Jésus, comme les prophètes, professe pour le Temple ancien le plus profond respect : il y est présenté par Marie, il s’y rend pour les solennités et semble en approuver les pratiques cultuelles, tout en condamnant le formalisme qui risque de les vicier : « Vas d’abord te réconcilier avec ton frère ! » Le Temple est pour lui la Maison de Dieu, une maison de prière, celle de son Père et il s’indigne qu’on en fasse un centre de trafic. D’où le geste prophétique relaté par saint Jean. (cf. évangile d’aujourd’hui)

Et pourtant, il annonce, lui aussi, la ruine du splendide édifice sacré dont il ne restera pierre sur pierre. Cela lui sera vivement reproché durant son procès, à tel point que l’on peut penser que cet épisode a été le déclic religieux et politique de son arrestation.

Au moment du râle suprême, sur le gibet, le déchirement du voile du Saint des Saints dans le Temple montre que l’ancien sanctuaire perd son caractère sacré : le Temple a fini de remplir sa fonction de signe de la Présence divine !

En effet, cette fonction est désormais remplie par un autre signe qui est le Corps même du Fils de l’Homme. L’évangile de Jean place dans le contexte de la purification du Temple la parole mystérieuse sur le sanctuaire détruit et reconstruit en trois jours .Mais il ajoute : «  Il parlait du sanctuaire de son corps. », et ses disciples, après la Résurrection, le comprirent. Voici donc le temple nouveau et définitif, qui n’est pas fait de main d’homme mais qui épouse radicalement et complètement la condition humaine, celui où le Verbe établit sa demeure parmi les hommes. Cependant, pour que le Temple soit déchu, il faut que Jésus lui-même meurt et ressuscite : le Temple de son Corps sera détruit et rebâti !

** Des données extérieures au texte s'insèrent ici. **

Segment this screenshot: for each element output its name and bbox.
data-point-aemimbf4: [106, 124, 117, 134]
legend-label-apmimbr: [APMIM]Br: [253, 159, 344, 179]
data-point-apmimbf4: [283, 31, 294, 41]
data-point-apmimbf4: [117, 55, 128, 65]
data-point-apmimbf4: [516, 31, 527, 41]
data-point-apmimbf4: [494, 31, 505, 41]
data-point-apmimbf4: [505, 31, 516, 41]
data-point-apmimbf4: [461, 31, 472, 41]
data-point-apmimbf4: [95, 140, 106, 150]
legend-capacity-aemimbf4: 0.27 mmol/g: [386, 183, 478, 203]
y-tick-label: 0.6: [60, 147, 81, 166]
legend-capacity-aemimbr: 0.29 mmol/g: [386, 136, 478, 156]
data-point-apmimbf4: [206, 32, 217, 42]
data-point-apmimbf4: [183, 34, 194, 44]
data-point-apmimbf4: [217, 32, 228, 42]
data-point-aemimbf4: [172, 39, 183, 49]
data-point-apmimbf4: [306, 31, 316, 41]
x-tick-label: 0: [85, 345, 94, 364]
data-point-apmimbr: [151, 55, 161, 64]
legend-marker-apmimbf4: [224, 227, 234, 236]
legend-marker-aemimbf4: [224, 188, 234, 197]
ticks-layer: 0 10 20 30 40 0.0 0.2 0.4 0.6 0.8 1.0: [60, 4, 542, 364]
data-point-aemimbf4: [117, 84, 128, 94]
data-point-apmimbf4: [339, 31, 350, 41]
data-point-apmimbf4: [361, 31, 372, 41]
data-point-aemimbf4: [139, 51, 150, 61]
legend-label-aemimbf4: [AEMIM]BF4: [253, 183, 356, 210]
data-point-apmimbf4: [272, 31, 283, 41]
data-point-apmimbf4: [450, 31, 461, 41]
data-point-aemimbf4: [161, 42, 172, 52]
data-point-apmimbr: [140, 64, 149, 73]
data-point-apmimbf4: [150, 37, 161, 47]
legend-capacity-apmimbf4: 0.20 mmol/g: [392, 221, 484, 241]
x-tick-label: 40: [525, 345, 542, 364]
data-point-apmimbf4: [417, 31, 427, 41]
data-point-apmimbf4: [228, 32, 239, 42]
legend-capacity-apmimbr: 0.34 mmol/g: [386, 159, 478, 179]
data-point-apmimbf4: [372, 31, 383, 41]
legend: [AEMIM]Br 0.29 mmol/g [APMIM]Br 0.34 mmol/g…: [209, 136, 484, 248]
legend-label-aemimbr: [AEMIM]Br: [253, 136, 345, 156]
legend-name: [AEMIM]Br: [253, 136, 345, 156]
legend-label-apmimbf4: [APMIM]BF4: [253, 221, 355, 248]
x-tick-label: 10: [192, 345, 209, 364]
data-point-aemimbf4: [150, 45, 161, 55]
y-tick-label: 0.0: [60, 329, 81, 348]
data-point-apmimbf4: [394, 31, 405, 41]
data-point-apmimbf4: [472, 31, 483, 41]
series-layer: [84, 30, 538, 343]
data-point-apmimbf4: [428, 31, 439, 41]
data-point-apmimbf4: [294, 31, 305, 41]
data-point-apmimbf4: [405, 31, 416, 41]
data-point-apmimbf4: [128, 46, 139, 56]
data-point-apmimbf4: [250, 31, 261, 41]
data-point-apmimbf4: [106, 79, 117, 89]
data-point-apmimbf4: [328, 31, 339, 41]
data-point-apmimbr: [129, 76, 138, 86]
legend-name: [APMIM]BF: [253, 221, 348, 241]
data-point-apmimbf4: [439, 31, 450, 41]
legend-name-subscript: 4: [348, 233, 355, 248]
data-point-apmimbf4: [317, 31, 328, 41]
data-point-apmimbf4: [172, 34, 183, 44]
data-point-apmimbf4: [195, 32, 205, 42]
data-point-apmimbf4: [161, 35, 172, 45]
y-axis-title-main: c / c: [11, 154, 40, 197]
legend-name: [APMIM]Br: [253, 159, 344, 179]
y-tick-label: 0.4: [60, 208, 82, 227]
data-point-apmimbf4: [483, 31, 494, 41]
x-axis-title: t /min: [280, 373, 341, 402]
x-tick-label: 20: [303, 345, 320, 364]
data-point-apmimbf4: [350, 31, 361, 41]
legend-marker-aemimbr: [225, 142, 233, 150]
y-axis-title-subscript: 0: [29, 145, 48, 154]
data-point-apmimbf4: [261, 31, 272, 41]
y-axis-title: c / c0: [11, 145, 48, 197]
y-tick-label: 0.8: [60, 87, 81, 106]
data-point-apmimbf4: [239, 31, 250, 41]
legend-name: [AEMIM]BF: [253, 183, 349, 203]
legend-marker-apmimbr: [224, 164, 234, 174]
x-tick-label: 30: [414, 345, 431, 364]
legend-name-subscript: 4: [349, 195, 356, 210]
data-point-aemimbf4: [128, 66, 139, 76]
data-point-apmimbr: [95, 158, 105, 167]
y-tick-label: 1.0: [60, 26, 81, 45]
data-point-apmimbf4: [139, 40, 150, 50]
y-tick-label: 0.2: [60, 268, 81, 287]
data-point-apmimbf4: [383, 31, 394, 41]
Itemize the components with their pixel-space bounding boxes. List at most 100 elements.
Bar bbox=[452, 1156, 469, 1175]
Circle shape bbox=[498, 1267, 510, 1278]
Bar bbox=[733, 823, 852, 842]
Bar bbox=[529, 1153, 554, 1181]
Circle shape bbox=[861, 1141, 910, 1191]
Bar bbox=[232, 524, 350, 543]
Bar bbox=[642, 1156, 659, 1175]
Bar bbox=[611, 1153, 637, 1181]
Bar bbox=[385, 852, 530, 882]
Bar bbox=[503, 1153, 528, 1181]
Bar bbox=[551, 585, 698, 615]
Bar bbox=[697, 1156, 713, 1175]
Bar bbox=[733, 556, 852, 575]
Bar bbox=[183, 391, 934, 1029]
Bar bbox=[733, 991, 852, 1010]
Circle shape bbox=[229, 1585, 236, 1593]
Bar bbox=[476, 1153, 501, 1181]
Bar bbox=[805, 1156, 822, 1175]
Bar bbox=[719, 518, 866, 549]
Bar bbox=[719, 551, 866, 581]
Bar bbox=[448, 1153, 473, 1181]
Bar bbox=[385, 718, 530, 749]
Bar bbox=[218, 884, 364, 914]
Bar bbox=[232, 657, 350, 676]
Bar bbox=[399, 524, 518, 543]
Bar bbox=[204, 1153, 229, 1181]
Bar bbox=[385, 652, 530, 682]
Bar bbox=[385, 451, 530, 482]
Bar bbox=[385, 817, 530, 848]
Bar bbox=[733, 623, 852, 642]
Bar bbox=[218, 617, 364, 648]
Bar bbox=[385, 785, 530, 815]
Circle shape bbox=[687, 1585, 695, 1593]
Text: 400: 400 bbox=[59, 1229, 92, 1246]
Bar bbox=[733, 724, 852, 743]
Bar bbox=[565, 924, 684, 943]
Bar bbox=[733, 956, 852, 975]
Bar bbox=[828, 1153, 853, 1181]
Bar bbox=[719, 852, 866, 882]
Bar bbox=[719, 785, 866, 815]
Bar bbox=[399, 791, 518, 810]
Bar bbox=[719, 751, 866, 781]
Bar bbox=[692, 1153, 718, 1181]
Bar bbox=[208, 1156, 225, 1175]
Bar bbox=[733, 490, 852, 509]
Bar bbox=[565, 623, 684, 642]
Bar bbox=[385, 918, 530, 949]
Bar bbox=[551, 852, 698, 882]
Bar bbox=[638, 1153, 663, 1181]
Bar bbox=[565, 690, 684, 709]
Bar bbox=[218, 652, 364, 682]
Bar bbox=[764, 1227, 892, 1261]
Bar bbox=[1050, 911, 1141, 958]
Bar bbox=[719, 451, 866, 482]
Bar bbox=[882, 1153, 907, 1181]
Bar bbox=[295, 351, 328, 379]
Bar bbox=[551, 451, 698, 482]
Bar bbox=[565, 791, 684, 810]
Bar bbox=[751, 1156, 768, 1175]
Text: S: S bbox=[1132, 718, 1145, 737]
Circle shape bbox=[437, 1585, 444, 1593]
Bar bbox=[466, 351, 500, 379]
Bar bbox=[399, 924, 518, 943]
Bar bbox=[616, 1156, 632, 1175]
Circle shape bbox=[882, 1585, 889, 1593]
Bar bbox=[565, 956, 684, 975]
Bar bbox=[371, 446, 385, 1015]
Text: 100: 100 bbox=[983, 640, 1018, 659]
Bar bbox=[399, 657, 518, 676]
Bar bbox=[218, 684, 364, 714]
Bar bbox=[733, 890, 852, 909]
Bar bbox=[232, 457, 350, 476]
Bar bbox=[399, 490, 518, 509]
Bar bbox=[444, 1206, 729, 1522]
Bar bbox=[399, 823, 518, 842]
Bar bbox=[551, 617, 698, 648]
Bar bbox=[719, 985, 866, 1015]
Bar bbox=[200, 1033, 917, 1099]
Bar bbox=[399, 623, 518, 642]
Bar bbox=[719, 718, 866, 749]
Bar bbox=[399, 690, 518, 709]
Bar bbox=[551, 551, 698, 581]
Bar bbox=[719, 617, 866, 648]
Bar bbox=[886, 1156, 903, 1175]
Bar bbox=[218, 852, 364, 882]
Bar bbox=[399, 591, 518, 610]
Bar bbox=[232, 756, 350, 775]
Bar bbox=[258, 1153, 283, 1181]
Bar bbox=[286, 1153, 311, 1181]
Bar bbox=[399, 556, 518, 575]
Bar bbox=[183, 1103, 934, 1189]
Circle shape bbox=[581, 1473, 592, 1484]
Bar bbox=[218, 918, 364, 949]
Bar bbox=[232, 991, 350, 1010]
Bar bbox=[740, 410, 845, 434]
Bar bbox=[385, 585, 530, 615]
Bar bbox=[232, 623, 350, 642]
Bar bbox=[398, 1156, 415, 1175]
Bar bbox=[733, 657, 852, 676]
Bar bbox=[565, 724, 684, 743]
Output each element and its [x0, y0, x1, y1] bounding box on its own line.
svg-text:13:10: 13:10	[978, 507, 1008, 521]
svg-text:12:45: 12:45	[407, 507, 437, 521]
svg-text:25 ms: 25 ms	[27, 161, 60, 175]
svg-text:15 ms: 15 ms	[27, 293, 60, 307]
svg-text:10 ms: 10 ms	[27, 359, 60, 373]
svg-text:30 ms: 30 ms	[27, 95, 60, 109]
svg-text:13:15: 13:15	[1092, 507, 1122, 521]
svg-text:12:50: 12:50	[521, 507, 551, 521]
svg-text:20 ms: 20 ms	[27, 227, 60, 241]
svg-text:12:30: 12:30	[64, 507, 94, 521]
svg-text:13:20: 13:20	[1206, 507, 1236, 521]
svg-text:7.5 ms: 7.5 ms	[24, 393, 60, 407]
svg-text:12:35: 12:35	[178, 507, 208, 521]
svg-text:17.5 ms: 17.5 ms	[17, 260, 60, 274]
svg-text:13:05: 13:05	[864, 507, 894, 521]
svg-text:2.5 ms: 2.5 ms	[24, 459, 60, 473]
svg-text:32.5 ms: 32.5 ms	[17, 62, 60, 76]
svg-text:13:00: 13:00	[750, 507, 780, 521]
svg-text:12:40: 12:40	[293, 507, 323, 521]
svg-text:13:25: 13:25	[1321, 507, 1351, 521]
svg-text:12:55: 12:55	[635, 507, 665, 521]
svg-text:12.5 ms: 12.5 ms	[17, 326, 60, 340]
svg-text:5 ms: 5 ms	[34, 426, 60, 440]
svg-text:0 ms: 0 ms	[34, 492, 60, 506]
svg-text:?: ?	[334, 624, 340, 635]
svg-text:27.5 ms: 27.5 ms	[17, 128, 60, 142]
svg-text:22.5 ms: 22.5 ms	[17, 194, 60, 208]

Après la Résurrection, ce Corps, signe de la Présence divine, connaîtra un nouvel état transfiguré qui lui permettra de se rendre Présent à tous les lieux, et à toutes les assemblées et durant tous les siècles de trois manières :

-          l’ecclesia, l’assemblée des croyants réunis en son Nom ;

-          le signe eucharistique du Pain et du Vin ;

-          la présence des pauvres auxquels Jésus s’est radicalement identifié.

L’ecclesia est le temple de Dieu. Les premières communautés chrétiennes prirent rapidement conscience, après la rupture avec le Temple de Jérusalem et le judaïsme, qu’elles constituent elles mêmes le nouveau Temple, le temple spirituel, en prolongeant le Corps du Christ. D’où l’enseignement de saint Paul : l’Eglise est le Temple de Dieu, édifié sur le Christ, fondement et pierre angulaire. Voilà pour l’aspect communautaire.

Et individuellement, chacun des membres de cette Eglise est pareillement temple de Dieu, temple de l’Esprit, membre du Corps du Christ.

Les deux choses sont liées : puisque le Corps ressuscité de Jésus, en qui habite corporellement la divinité, est le Temple de Dieu par excellence, les chrétiens, membres de ce Corps, sont avec Lui le Temple spirituel.